3. Auch im Falle einer ausschließlich auf Fehlern der Justiz beruhenden Unzulässigkeit eines Rechtsmittels kann die Wiedereinsetzung von Amts wegen nur dann gewährt werden, wenn die versäumte Handlung nachgeholt wurde, worauf der Angeklagte hinzuweisen ist.
4. Zur Nachholung der versäumten Handlung steht dem Angeklagten die Monatsfrist aus § 345 Abs. 1 Satz 1 StPO (und nicht nur die Wochenfrist aus § 45 Abs. 1 S.1, Abs. 2 S. 2 StPO) zur Verfügung.
Normenkette
StPO §§ 44, 45 Abs. 1 S. 1, Abs. 2 S. 2, § 345 Abs. 1 S. 1, Abs. 2; RPflG § 24 Abs. 1 Nr. 1 Buchst. b; RiStBV Nr. 150 Abs. 2-6
Verfahrensgang
LG Braunschweig (Entscheidung vom 09.12.2015; Aktenzeichen 7 Ns 300/15) |
Tenor
1. Der Angeklagte wird darauf hingewiesen, dass ihm Wiedereinsetzung in die Frist zur Begründung der Revision gegen das Urteil des Landgerichts Braunschweig vom 9. Dezember 2015 gewährt werden kann, wenn er innerhalb einer Frist von einem Monat, die mit der Zustellung dieses Beschlusses beginnt, die Revision (noch einmal) begründet.

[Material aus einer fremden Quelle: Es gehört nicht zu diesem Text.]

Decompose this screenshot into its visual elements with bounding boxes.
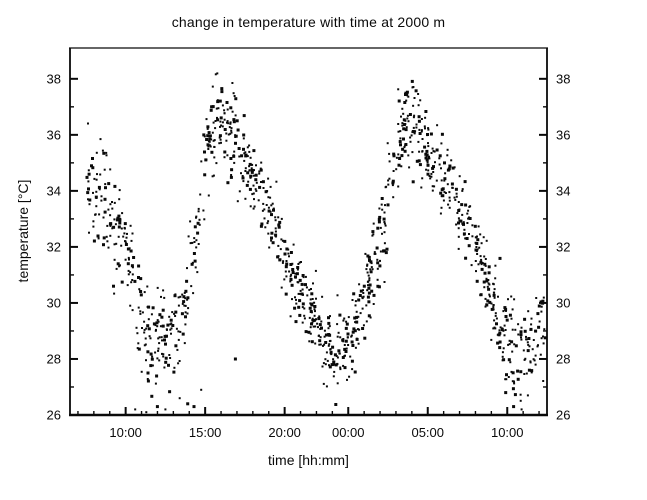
y-tick-label-right: 28 xyxy=(556,351,570,366)
x-tick-label: 00:00 xyxy=(332,425,365,440)
y-tick-label-right: 30 xyxy=(556,295,570,310)
y-tick-label-right: 34 xyxy=(556,183,570,198)
chart-title: change in temperature with time at 2000 … xyxy=(171,14,446,30)
y-tick-label-right: 38 xyxy=(556,71,570,86)
x-tick-label: 20:00 xyxy=(268,425,301,440)
y-tick-label-left: 34 xyxy=(47,183,61,198)
x-axis-label: time [hh:mm] xyxy=(268,452,349,468)
tick-labels: 10:00 15:00 20:00 00:00 05:00 10:00 26 26 28 28 30… xyxy=(47,71,571,440)
y-axis-label: temperature [°C] xyxy=(15,179,31,283)
y-tick-label-right: 32 xyxy=(556,239,570,254)
x-tick-label: 10:00 xyxy=(109,425,142,440)
x-tick-label: 10:00 xyxy=(491,425,524,440)
y-tick-label-left: 28 xyxy=(47,351,61,366)
y-tick-label-right: 36 xyxy=(556,127,570,142)
y-tick-label-left: 30 xyxy=(47,295,61,310)
data-points xyxy=(85,72,547,414)
x-tick-label: 15:00 xyxy=(189,425,222,440)
plot-frame xyxy=(69,47,548,417)
y-tick-label-right: 26 xyxy=(556,408,570,423)
y-tick-label-left: 38 xyxy=(47,71,61,86)
x-tick-label: 05:00 xyxy=(411,425,444,440)
y-tick-label-left: 26 xyxy=(47,408,61,423)
y-tick-label-left: 32 xyxy=(47,239,61,254)
y-tick-label-left: 36 xyxy=(47,127,61,142)
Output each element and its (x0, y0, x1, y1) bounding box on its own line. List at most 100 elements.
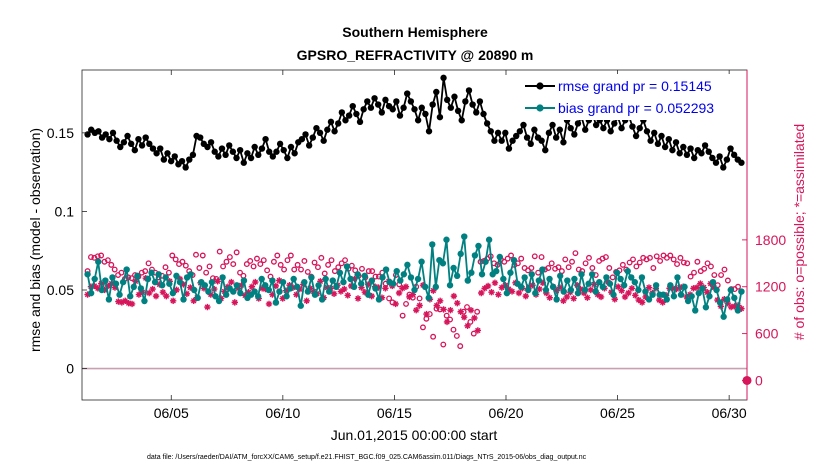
bias-point (457, 250, 464, 258)
rmse-point (371, 95, 378, 102)
rmse-point (396, 112, 404, 119)
assimilated-point (628, 285, 636, 292)
assimilated-point (125, 299, 132, 307)
assimilated-point (122, 297, 129, 305)
assimilated-point (358, 284, 365, 291)
possible-point (196, 265, 203, 271)
possible-point (304, 268, 311, 275)
y-axis-right: 0 600 1200 1800 (742, 70, 786, 400)
assimilated-point (587, 286, 594, 294)
assimilated-point (597, 293, 605, 301)
assimilated-point (632, 292, 639, 299)
rmse-point (316, 129, 324, 137)
rmse-point (258, 145, 266, 152)
assimilated-point (584, 294, 591, 301)
assimilated-point (436, 297, 444, 305)
rmse-point (516, 128, 524, 135)
bias-point (222, 291, 230, 298)
rmse-point (266, 148, 273, 155)
assimilated-point (443, 318, 451, 326)
rmse-point (113, 137, 120, 144)
rmse-point (651, 129, 658, 137)
x-tick-label: 06/30 (712, 405, 747, 421)
bias-point (706, 293, 713, 300)
rmse-point (690, 154, 698, 162)
bias-point (560, 288, 567, 295)
bias-point (400, 271, 408, 278)
rmse-point (487, 128, 494, 135)
assimilated-point (508, 288, 516, 295)
assimilated-point (94, 285, 102, 292)
bias-point (212, 293, 219, 300)
bias-point (382, 266, 390, 273)
bias-point (421, 283, 429, 291)
bias-point (265, 286, 273, 294)
rmse-point (356, 118, 364, 126)
assimilated-point (460, 314, 468, 321)
bias-point (208, 278, 216, 286)
possible-point (677, 254, 684, 261)
assimilated-point (145, 289, 153, 297)
rmse-point (549, 121, 556, 129)
assimilated-point (176, 275, 184, 283)
assimilated-point (608, 289, 615, 296)
assimilated-point (128, 300, 136, 308)
possible-point (220, 263, 227, 270)
bias-point (535, 277, 543, 284)
bias-point (169, 289, 177, 297)
bias-point (517, 283, 525, 291)
possible-point (653, 253, 660, 260)
possible-point (274, 252, 281, 259)
possible-point (508, 252, 515, 259)
legend-bias-marker (536, 104, 544, 112)
assimilated-point (354, 295, 362, 302)
bias-point (592, 288, 599, 295)
assimilated-point (656, 296, 663, 304)
assimilated-point (368, 292, 375, 300)
rmse-point (240, 159, 247, 166)
assimilated-point (659, 299, 666, 306)
assimilated-point (392, 300, 399, 308)
rmse-point (738, 159, 745, 166)
bias-point (667, 282, 674, 289)
assimilated-point (423, 310, 430, 318)
possible-point (548, 260, 555, 267)
y-tick-label-right: 1800 (755, 232, 786, 248)
bias-point (91, 275, 98, 283)
rmse-point (454, 107, 462, 115)
assimilated-point (484, 282, 492, 290)
rmse-point (440, 74, 447, 82)
rmse-point (451, 93, 458, 100)
rmse-point (683, 151, 691, 159)
assimilated-point (296, 285, 304, 293)
rmse-point (560, 139, 567, 146)
possible-point (535, 269, 542, 276)
rmse-point (669, 146, 676, 154)
x-tick-label: 06/25 (600, 405, 635, 421)
bias-point (393, 267, 400, 275)
possible-point (359, 265, 365, 272)
rmse-point (483, 120, 491, 127)
rmse-point (331, 128, 338, 135)
bias-point (585, 280, 592, 287)
possible-point (647, 254, 653, 261)
bias-point (443, 236, 450, 243)
bias-point (411, 286, 418, 294)
possible-point (680, 259, 687, 266)
assimilated-point (522, 292, 529, 300)
rmse-point (189, 151, 197, 159)
possible-point (514, 260, 521, 267)
bias-point (720, 313, 727, 320)
assimilated-point (727, 303, 735, 311)
rmse-point (611, 120, 618, 127)
bias-point (567, 286, 575, 294)
possible-point (321, 270, 328, 277)
bias-point (329, 277, 336, 284)
possible-point (630, 256, 636, 263)
possible-point (365, 268, 372, 275)
assimilated-point (467, 306, 475, 314)
rmse-point (571, 131, 578, 138)
rmse-point (95, 128, 102, 135)
bias-point (688, 293, 695, 300)
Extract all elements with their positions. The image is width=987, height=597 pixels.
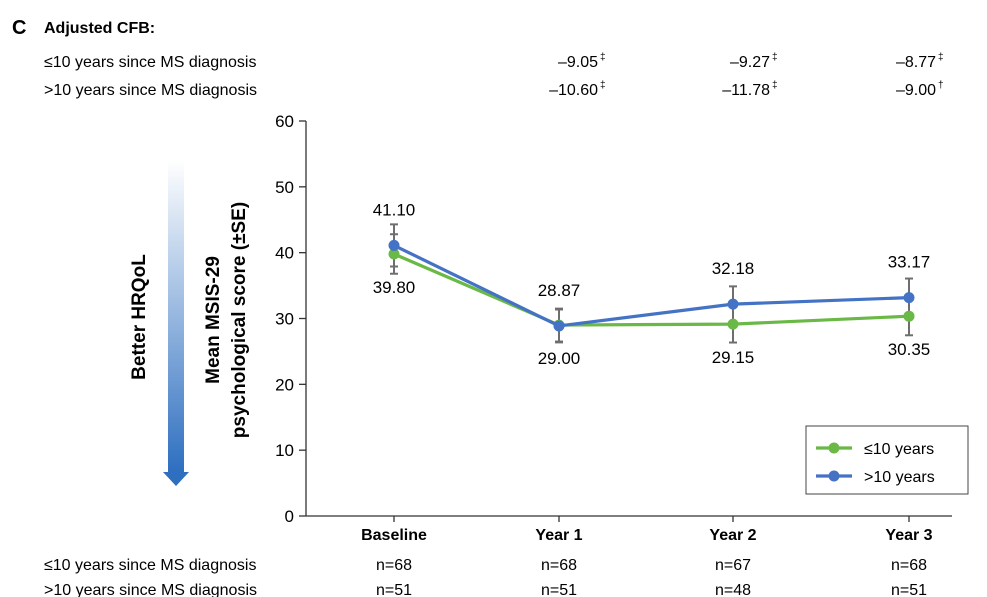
series-line-le10 bbox=[393, 252, 910, 327]
cfb-value: –9.00 bbox=[896, 82, 936, 99]
legend-label-le10: ≤10 years bbox=[864, 441, 934, 458]
n-table: ≤10 years since MS diagnosis >10 years s… bbox=[44, 557, 927, 597]
cfb-mark: ‡ bbox=[772, 80, 778, 91]
point-labels: 39.80 29.00 29.15 30.35 41.10 28.87 32.18 33.17 bbox=[373, 200, 931, 368]
data-point-le10 bbox=[388, 248, 400, 260]
data-label-le10: 39.80 bbox=[373, 278, 416, 297]
cfb-value: –8.77 bbox=[896, 54, 936, 71]
panel-letter: C bbox=[12, 17, 26, 39]
y-tick-label: 30 bbox=[275, 310, 294, 329]
data-point-gt10 bbox=[727, 298, 739, 310]
legend: ≤10 years >10 years bbox=[805, 425, 969, 495]
data-label-le10: 30.35 bbox=[888, 340, 931, 359]
legend-marker-gt10 bbox=[828, 470, 840, 482]
n-value: n=68 bbox=[891, 557, 927, 574]
cfb-row-label: >10 years since MS diagnosis bbox=[44, 82, 257, 99]
cfb-row-label: ≤10 years since MS diagnosis bbox=[44, 54, 256, 71]
n-row-label: >10 years since MS diagnosis bbox=[44, 582, 257, 597]
y-tick-label: 0 bbox=[285, 507, 294, 526]
data-point-gt10 bbox=[388, 239, 400, 251]
cfb-heading: Adjusted CFB: bbox=[44, 20, 155, 37]
arrow-shaft bbox=[168, 160, 184, 472]
n-row-label: ≤10 years since MS diagnosis bbox=[44, 557, 256, 574]
data-point-gt10 bbox=[903, 292, 915, 304]
n-values: n=68 n=68 n=67 n=68 n=51 n=51 n=48 n=51 bbox=[376, 557, 927, 597]
cfb-mark: ‡ bbox=[600, 80, 606, 91]
n-value: n=48 bbox=[715, 582, 751, 597]
cfb-value: –10.60 bbox=[549, 82, 598, 99]
x-tick-label: Year 3 bbox=[885, 527, 932, 544]
data-label-gt10: 33.17 bbox=[888, 253, 931, 272]
data-label-le10: 29.15 bbox=[712, 348, 755, 367]
legend-label-gt10: >10 years bbox=[864, 469, 935, 486]
y-tick-label: 40 bbox=[275, 244, 294, 263]
data-point-le10 bbox=[727, 318, 739, 330]
arrow-label: Better HRQoL bbox=[129, 254, 150, 380]
legend-box bbox=[805, 425, 969, 495]
cfb-mark: ‡ bbox=[772, 52, 778, 63]
y-tick-label: 20 bbox=[275, 375, 294, 394]
y-axis-title-line2: psychological score (±SE) bbox=[229, 202, 250, 438]
data-point-le10 bbox=[903, 310, 915, 322]
cfb-value: –9.05 bbox=[558, 54, 598, 71]
data-label-le10: 29.00 bbox=[538, 349, 581, 368]
y-ticks: 0 10 20 30 40 50 60 bbox=[275, 112, 306, 526]
n-value: n=68 bbox=[376, 557, 412, 574]
y-axis-title-line1: Mean MSIS-29 bbox=[203, 256, 224, 384]
y-tick-label: 60 bbox=[275, 112, 294, 131]
data-label-gt10: 41.10 bbox=[373, 200, 416, 219]
cfb-mark: † bbox=[938, 80, 944, 91]
x-tick-label: Baseline bbox=[361, 527, 427, 544]
data-label-gt10: 32.18 bbox=[712, 259, 755, 278]
n-value: n=67 bbox=[715, 557, 751, 574]
series-line-gt10 bbox=[393, 243, 910, 328]
n-value: n=68 bbox=[541, 557, 577, 574]
series-layer bbox=[388, 223, 915, 344]
x-ticks: Baseline Year 1 Year 2 Year 3 bbox=[361, 516, 933, 544]
n-value: n=51 bbox=[376, 582, 412, 597]
cfb-table: ≤10 years since MS diagnosis –9.05 ‡ –9.… bbox=[44, 52, 944, 99]
cfb-mark: ‡ bbox=[600, 52, 606, 63]
y-tick-label: 50 bbox=[275, 178, 294, 197]
x-tick-label: Year 2 bbox=[709, 527, 756, 544]
better-hrqol-arrow bbox=[163, 160, 189, 486]
cfb-value: –11.78 bbox=[722, 82, 770, 99]
cfb-value: –9.27 bbox=[730, 54, 770, 71]
cfb-mark: ‡ bbox=[938, 52, 944, 63]
arrow-head-icon bbox=[163, 472, 189, 486]
n-value: n=51 bbox=[891, 582, 927, 597]
y-tick-label: 10 bbox=[275, 441, 294, 460]
data-label-gt10: 28.87 bbox=[538, 281, 581, 300]
legend-marker-le10 bbox=[828, 442, 840, 454]
data-point-gt10 bbox=[553, 320, 565, 332]
n-value: n=51 bbox=[541, 582, 577, 597]
x-tick-label: Year 1 bbox=[535, 527, 582, 544]
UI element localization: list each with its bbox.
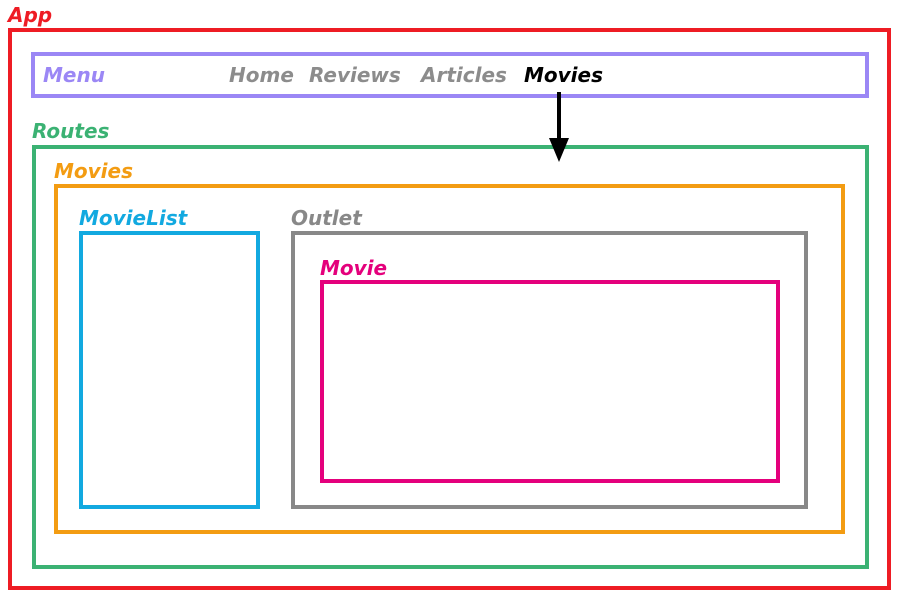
app-box bbox=[8, 28, 891, 590]
menu-box bbox=[31, 52, 869, 98]
nav-item-reviews[interactable]: Reviews bbox=[309, 63, 401, 87]
outlet-box bbox=[291, 231, 808, 509]
outlet-label: Outlet bbox=[291, 206, 362, 230]
movielist-box bbox=[79, 231, 260, 509]
movielist-label: MovieList bbox=[79, 206, 188, 230]
nav-item-movies[interactable]: Movies bbox=[524, 63, 604, 87]
movies-label: Movies bbox=[54, 159, 134, 183]
routes-label: Routes bbox=[32, 119, 110, 143]
app-label: App bbox=[8, 3, 53, 27]
movie-box bbox=[320, 280, 780, 483]
menu-label: Menu bbox=[43, 63, 105, 87]
nav-item-articles[interactable]: Articles bbox=[421, 63, 507, 87]
routes-box bbox=[32, 145, 869, 569]
movies-box bbox=[54, 184, 845, 534]
movie-label: Movie bbox=[320, 256, 388, 280]
nav-item-home[interactable]: Home bbox=[229, 63, 294, 87]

2. Der Beschluss des Landgerichts Braunschweig vom 19. Januar 2016 (Verwerfung der Revision als unzulässig) wird aufgehoben.
3. Der Antrag des Angeklagten auf Beiordnung eines Pflichtverteidigers für das Revisionsverfahren wird zurückgewiesen (Insoweit: Entscheidung des Vorsitzenden).
Gründe
I.
Der Angeklagte ist vom Amtsgericht Goslar am 10. September 2015 wegen Beleidigung zu einer Geldstrafe von 40 Tagessätzen zu je 25,- € verurteilt worden. Seine dagegen gerichtete Berufung hat das Landgericht Braunschweig am 09. Dezember 2015 mit der Maßgabe verworfen, dass die Tagessatzhöhe auf 10,- € reduziert wird. Darüber hinaus ist ihm gestattet worden, die Geldstrafe ratenweise zu begleichen.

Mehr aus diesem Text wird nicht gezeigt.